Edwards was praised for rewriting the state constitution of 1974 and bringing in money for teachers and new roads.

“He just had that sort of Cajun charm and razor-sharp mind plus that sense of humor that can get everybody laughing, even people that didn’t like him,” said Bridges. Bridges says Edwin Edwards was flying high in his first couple of years in office, but then the state hit an oil slump and things got much more difficult.’

“Louisiana was hit by the oil bust. It was a disaster for this energy-dependent state,” said Bridges.

Then the legal problems began with Koreagate, where Edwards’s first wife Elaine was caught taking $10,000 from Korean businessman Tongsun Park.

“He defended it by saying, we are not ordinary people. We don’t do ordinary things and our friends get really big gifts to us,” said Hill.

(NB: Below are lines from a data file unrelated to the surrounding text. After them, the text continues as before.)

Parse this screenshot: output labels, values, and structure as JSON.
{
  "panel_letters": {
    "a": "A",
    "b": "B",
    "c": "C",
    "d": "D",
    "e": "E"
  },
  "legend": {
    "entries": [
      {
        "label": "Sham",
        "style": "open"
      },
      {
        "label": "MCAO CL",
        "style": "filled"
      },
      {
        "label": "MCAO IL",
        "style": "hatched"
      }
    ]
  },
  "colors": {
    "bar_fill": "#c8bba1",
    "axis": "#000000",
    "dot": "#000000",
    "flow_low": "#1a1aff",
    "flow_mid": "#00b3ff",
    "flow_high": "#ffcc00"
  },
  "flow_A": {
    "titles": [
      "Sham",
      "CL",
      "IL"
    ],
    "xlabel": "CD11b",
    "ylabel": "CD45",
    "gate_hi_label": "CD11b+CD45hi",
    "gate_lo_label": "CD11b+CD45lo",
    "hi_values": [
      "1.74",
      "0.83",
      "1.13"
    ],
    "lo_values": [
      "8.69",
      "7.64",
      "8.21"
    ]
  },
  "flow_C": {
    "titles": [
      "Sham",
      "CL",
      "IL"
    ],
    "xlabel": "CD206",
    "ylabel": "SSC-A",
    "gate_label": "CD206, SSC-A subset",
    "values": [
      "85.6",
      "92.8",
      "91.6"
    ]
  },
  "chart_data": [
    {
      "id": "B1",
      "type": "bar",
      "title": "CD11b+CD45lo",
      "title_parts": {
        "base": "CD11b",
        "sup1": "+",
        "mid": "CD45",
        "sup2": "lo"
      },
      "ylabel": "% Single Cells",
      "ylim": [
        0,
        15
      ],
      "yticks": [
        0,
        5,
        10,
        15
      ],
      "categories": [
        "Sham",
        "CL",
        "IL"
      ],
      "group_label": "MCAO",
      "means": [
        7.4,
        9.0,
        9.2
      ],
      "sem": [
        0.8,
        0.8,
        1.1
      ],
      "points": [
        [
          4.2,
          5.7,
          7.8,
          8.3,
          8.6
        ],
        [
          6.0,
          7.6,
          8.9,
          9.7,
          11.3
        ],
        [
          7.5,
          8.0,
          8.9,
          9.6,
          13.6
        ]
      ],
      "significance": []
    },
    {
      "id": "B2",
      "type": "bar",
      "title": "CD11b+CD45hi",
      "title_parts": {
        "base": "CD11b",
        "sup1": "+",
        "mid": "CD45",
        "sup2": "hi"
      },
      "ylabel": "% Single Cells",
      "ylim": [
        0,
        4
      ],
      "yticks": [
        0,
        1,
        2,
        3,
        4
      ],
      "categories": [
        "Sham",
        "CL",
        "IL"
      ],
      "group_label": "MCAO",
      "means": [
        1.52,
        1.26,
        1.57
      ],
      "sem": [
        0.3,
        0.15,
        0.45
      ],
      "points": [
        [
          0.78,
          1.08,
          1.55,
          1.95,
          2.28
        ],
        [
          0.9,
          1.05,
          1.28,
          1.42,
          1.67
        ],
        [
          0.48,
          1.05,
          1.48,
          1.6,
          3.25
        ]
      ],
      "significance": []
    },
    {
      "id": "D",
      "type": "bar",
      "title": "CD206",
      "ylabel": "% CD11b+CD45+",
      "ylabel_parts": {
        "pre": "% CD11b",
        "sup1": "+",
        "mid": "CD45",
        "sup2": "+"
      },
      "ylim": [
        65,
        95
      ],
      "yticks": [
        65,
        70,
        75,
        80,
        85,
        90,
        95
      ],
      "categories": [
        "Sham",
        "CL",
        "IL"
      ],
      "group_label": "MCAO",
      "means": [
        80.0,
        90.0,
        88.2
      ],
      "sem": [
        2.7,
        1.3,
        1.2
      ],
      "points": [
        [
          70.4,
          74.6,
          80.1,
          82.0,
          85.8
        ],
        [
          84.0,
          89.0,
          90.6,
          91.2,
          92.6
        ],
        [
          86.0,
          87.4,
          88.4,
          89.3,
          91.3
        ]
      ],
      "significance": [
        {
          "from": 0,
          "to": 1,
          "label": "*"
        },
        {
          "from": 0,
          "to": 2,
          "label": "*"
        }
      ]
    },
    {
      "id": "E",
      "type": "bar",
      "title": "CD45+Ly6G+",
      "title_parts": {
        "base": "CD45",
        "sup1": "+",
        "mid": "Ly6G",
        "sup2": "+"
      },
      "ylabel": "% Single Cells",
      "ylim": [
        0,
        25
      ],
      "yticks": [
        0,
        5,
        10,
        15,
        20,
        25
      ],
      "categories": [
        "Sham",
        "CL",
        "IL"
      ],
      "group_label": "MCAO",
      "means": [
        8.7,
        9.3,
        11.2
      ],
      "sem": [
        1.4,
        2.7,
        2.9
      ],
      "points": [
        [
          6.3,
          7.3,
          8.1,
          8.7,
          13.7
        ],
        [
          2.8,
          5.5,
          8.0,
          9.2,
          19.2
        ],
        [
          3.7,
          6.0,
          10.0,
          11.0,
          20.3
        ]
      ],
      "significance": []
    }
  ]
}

The Feds prosecuted Edwards twice. He was acquitted in the mid-80s in a hospital permit corruption case, but he was convicted in 2000 in a riverboat gambling corruption case, which sent him to a federal prison near Fort Worth.

“I would describe him as a delightful rogue. He entertained us while he did his shenanigans in the background,” said Hill.

“In so many ways he captured that state ethos let the good times roll but there’s always a question for him was he working for what’s best for the people of Louisiana or was he trying to help himself and his buddies and remember he did spend 8 1/2 years for defrauding the people in the state in prison,” Bridges.

Retired reporter John Hill gives Edwards high marks for appointing a large number of minorities and women to state positions. He also said he often worked hard to look out for New Orleans and Charity Hospital.